In each measure a repetition ignored
soon as it starts, for it has started in us.
Then a melody, so that we won't be bored,
changing from samenesses of pitch, time and tone
in our silent accompaniment. Unconscious,
we take another imprinting once it's grown
to the length of a phrase, for that phrase repeats,
say, on a new instrument, and we're hearing
with a pleasure quite innocent of the feats
memory's playing. We just go careering
on though prelude, development. We compose
ourselves thus, with a will, right up to the close.

MINIMALIST MUSIC

Heard the minimalist music — Adams, Glass,
Reich. It is woven of iridescent gauze
that is wired into moiré. Rhythm must pass,
shifting in multiple fugue, in anarchic
syncopation that's knitting mini-seesaws
strictly in time, into atomic music
keeping crystalline law.

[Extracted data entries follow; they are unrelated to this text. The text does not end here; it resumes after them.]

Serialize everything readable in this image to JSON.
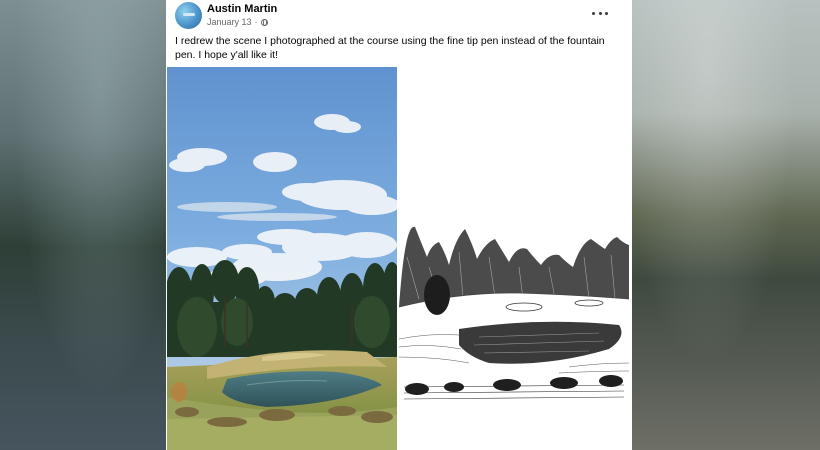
{
  "post": {
    "author": "Austin Martin",
    "date": "January 13",
    "separator": "·",
    "audience_icon": "globe-icon",
    "more_icon": "more-horizontal-icon",
    "text": "I redrew the scene I photographed at the course using the fine tip pen instead of the fountain pen. I hope y'all like it!"
  },
  "photos": [
    {
      "kind": "photograph",
      "subject": "golf-course-pond"
    },
    {
      "kind": "pen-drawing",
      "subject": "golf-course-pond"
    }
  ],
  "colors": {
    "text_primary": "#050505",
    "text_secondary": "#65676b",
    "card_bg": "#ffffff",
    "sky": "#6f9fd2",
    "grass": "#8c9a4e"
  }
}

Voiced without voices,
pulsed without pulse, it threads Islamic knottings
under crotchet and lace and stipple, choices
only created in textural plottings
that repeat, not repeating, reconciled strife,
recreating in sound each instant of life.

SINGING

Can one sing? Only one? One can't sing. Even
two have a problem in these times. The chorus
sees the lines of the stave as rungs. The organ
rises to climax for Thai minors in rags,
but not for Eros; for birds, but not for Horus.
Hymns fade to echoes: hear how their tempo lags,
but the hooligans chant 'F the ref!' in time,
all of them calling for the conductors they
haven't had. Hear the bells on Sunday in chime,
tossing and turning. You have to learn to play
faith to play all the scales. You who want a choice
need society if you've to have a voice.